5. Freshen up. With the clutter gone, you’ll probably see how much the place could use a fresh coat of paint. Stick with light, neutral colors — but not white — that go with everything. Many buyers just don’t have a ‘vision’ and if they see a green wall, they only remember the green wall.
6. List and show the property. With everything spiffed up, it’s time to take the plunge and tell the world about your house. Once the house is on the market, you need to be prepared to show it at any time, keeping it clean, uncluttered, and smelling fresh. When you have a showing scheduled, turn on the lights and open the drapes. Put out some fresh-baked cookies — and a sign-in sheet with a place to offer comments and feedback. Invite them to write their comments on curb appeal, the condition of the house and whether they think it’s priced appropriately. And then leave.
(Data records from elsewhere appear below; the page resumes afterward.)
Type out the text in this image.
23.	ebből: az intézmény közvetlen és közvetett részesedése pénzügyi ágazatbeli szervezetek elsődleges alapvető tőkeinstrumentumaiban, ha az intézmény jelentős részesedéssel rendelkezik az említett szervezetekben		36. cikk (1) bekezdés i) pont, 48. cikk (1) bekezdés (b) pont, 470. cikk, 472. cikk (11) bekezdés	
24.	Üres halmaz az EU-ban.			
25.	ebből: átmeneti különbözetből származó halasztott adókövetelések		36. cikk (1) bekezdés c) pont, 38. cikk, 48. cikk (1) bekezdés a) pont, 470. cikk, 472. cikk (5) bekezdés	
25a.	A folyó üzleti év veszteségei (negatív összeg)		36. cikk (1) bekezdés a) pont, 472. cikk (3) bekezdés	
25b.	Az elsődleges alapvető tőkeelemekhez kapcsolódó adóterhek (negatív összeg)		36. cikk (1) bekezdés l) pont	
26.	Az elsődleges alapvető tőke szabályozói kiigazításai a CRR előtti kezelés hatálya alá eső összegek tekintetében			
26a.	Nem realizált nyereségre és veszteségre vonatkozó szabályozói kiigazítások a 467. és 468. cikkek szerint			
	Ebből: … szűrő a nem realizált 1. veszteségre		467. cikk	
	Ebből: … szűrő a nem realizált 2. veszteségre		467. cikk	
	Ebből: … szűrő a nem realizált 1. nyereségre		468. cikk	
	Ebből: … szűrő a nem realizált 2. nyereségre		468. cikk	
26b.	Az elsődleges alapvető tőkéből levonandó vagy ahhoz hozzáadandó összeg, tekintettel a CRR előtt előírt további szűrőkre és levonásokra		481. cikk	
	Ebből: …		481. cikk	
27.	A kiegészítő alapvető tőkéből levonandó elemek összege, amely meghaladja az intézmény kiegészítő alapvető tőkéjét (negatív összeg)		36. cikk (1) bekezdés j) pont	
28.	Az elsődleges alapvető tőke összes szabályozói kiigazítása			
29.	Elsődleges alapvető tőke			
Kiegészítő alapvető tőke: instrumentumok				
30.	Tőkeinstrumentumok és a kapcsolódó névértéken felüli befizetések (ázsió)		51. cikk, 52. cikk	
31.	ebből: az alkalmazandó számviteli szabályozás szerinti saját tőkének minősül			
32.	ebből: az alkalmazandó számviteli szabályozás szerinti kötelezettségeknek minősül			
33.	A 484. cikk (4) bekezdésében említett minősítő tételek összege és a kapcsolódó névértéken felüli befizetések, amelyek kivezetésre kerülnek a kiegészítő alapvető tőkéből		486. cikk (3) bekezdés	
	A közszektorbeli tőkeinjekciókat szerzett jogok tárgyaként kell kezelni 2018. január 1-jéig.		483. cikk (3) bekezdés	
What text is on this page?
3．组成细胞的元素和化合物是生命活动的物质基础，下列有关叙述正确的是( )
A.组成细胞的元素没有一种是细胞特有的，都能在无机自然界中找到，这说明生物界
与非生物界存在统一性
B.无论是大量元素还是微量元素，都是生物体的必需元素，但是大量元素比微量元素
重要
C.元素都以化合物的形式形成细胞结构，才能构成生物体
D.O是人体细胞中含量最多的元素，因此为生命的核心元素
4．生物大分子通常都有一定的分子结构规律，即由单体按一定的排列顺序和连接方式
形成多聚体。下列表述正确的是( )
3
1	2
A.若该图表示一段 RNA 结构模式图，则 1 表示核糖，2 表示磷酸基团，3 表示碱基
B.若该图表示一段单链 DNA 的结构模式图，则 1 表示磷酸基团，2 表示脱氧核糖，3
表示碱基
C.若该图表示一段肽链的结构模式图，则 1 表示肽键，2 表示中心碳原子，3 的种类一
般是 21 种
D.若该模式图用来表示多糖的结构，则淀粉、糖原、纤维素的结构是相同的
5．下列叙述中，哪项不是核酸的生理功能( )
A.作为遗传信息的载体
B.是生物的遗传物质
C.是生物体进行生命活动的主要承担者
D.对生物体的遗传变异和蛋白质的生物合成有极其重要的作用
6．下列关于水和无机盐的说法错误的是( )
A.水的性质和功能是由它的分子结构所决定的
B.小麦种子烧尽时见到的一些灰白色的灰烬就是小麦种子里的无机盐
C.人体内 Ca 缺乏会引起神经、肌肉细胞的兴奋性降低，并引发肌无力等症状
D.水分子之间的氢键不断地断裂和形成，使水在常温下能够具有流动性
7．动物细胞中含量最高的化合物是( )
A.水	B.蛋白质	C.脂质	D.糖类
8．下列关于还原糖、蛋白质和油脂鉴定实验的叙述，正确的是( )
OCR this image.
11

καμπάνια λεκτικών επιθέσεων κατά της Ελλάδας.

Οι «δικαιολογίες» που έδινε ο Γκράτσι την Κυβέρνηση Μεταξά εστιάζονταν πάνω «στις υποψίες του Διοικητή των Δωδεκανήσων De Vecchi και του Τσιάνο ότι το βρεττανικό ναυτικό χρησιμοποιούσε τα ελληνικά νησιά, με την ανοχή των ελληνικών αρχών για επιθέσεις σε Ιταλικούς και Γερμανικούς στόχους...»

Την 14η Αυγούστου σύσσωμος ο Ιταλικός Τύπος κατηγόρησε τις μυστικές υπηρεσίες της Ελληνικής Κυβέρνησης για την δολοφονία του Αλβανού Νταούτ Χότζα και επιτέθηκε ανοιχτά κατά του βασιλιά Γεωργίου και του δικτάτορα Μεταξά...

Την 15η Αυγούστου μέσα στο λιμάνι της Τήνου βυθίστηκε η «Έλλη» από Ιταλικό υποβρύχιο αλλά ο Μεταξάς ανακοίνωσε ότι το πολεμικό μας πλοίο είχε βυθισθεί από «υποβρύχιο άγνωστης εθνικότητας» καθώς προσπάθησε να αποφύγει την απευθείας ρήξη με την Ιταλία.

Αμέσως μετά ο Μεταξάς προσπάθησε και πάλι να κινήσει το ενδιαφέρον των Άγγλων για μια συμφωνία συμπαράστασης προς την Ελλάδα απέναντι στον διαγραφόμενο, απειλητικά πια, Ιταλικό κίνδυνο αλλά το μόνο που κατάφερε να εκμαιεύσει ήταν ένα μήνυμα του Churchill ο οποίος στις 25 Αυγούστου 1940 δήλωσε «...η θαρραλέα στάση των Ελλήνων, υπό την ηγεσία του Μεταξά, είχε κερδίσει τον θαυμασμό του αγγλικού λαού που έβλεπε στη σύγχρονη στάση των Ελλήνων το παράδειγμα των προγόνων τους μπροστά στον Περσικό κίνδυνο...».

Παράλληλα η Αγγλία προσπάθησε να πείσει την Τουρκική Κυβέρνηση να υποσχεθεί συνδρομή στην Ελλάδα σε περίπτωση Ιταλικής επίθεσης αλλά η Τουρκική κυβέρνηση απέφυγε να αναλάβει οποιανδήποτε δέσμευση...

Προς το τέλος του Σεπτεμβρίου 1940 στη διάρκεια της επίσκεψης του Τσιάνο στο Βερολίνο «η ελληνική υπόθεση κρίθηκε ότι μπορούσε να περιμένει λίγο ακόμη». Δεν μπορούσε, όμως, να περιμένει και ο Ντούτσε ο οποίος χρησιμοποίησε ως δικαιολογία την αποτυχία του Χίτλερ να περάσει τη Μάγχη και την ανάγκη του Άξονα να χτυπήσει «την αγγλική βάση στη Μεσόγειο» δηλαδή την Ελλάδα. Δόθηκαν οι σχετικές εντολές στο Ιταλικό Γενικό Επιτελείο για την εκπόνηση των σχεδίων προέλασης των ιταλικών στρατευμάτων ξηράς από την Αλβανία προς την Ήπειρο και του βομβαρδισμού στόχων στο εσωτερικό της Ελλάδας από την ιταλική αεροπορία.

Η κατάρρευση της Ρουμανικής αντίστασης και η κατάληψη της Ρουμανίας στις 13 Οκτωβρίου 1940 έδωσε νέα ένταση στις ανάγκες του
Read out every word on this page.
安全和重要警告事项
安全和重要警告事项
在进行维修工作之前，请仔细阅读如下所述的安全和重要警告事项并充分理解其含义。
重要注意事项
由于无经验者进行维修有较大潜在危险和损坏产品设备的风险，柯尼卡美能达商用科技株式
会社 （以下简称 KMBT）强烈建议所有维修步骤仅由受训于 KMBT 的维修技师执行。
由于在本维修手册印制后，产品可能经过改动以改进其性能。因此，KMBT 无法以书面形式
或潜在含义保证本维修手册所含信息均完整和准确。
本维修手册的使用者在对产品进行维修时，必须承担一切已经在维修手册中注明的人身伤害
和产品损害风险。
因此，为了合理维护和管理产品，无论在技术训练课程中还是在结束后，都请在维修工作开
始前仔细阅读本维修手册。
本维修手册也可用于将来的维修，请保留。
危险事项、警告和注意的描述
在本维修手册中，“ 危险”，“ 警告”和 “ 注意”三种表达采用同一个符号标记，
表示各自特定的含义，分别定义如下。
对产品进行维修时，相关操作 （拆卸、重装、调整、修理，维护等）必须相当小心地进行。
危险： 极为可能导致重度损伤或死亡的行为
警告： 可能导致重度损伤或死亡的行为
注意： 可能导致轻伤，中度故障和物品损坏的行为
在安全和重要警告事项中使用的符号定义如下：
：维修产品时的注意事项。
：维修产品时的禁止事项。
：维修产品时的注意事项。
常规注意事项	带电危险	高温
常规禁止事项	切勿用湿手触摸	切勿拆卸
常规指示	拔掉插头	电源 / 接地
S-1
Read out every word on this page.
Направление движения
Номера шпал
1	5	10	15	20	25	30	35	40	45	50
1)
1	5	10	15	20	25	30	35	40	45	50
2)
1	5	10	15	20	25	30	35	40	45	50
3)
Buyers feel much more comfortable looking at a home when the seller isn’t standing over their shoulder.
7. Consider the offers. A listing agent is required to present all offers to you from qualified buyers, so even if he thinks it’s a bad deal, he has to show it to you. You’ll have a short amount of time, often 24 hours, to respond to an offer. You can decide to accept the offer, reject it, or make a counter offer. A counter offer is when you make an offer of your own. Any offer is a starting point for discussion, and everything in it is negotiable.
Before you accept an offer — and take your property off the market — make sure the buyer has been pre-approved with a lender, and they have shown proof of down payment and the initial deposit.
Once both you and the buyer are happy with the terms, it’s time to sign on the dotted line. Congratulations! You just sold your house!